Somehow you, and others of your ilk knew it was a mistake to de-emphasize instruction in cursive writing, grammar, spelling, music, science, social studies, mandatory daily recess and compulsory physical education. Through the years you gave your students the chance to learn a few useful things even though the geniuses downtown insisted that taking more tests was the only sure way to solve America’s demonstrable decline in important educational measurements.

You quietly fought their oddly inverted notions about almost everything and the foolish dogma that if the total minutes of teaching time in the school day could be sliced just a little thinner the test scores would surely explode.   Thank you for the furtive moments you allowed yourself to actually read aloud a story to your class, which, any fool will tell you, is the essence of the art of teaching and a place where genuine learning takes place on many levels. John Steinbeck said it best, “I have come to believe that a great teacher is a great artist and that there are as few as there are any other great artists. It might even be the greatest of the arts since the medium is the human mind and spirit.”

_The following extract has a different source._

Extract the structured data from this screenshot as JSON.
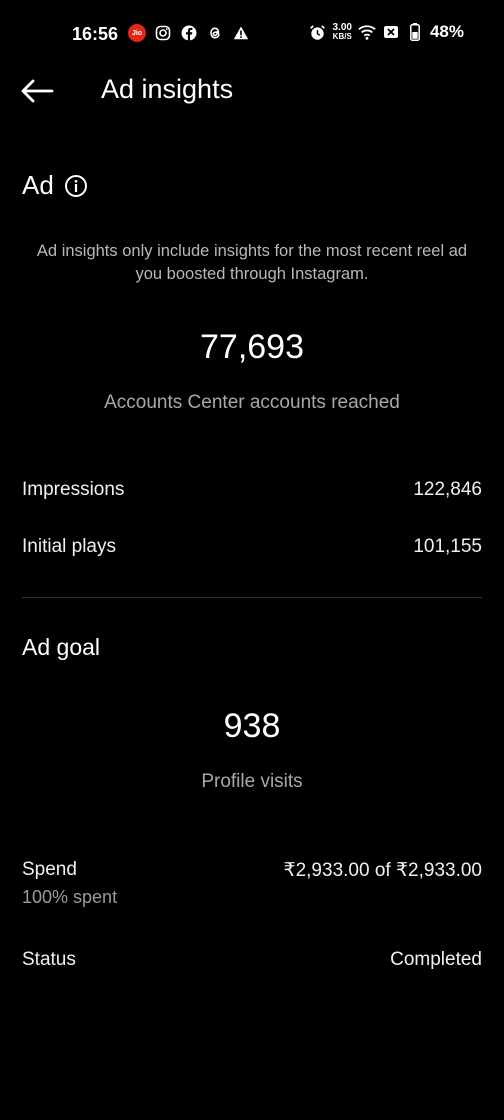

By rough count, you’ve directly taught more than 650 third and fourth-grade students and have touched the lives of many hundreds more. Thank you for giving much more than the prescribed eight hours of work each day because that is what’s required to do the job properly.  And thank you for the many, many more hours spent on school nights and weekends at the kitchen table grading papers, writing lesson plans, howling at the moon, emailing parents, shouting unteacherly things at that cheap school-issued laptop, posting grades, parsing evaluations. “Teaching is not a lost art, but the regard for it is a lost tradition.” (Jacques Barzun) Boy isn’t that the truth?  What a grand and artful thing it is to share with someone else something you know. Something they need to know. And you know that they need to know. That’s why you’re a teacher, a “Guerilla Teacher,” sneaking up and implanting germs of knowledge in spite of the rules.

Twenty-one years might seem an incomplete career, but remember it is really your fourth career – figure it this way:

First career-Teacher for a year and a half fresh out of Colorado State University in 1970-71 until the jobs simply dried up in Colorado,

Second career-Chasing secretarial jobs all over the country while supporting someone else’s employment choices,

Third career-Stay at home mom for 10-years,

Fourth career-Teacher, fourth grade (and third and fifth) at Forkner Elementary from 1997 until today. Had you been teaching all along, it would represent a forty-eight-year career. Still, you started out a teacher and you ended up a teacher, and that’s something.

So now the final bell is about to ring – or buzz, or whatever. It’s time to retire. You gave all you had to those lucky 650 kids, but the learning curve to become today’s all digital new techno-teacher is too steep. Yes, your mastery of whiteboards and workarounds for on-line testing are laudable, you’ve put up a pretty good front, but really, art is not science and they lost you and your crowd back at MS-DOS.

Back in 1971 your future as a teacher seemed to stretch beyond the horizon; just as the first day of each new school year and the promise each morning when every fourth grader looks you in the eye and says, “Good morning.” You have taught them that much and a bit more. At the end of the day and the end of your career, you may be certain that you have made a difference in the lives of those Americans. You should be proud and content and satisfied. The silence will be startling but you’ll grow accustomed. You deserve it, a retirement fully earned.   And the blessing of friends, like Mrs. C.,  I’m pretty sure everything I said about you is true about her. That’s why you’re partners.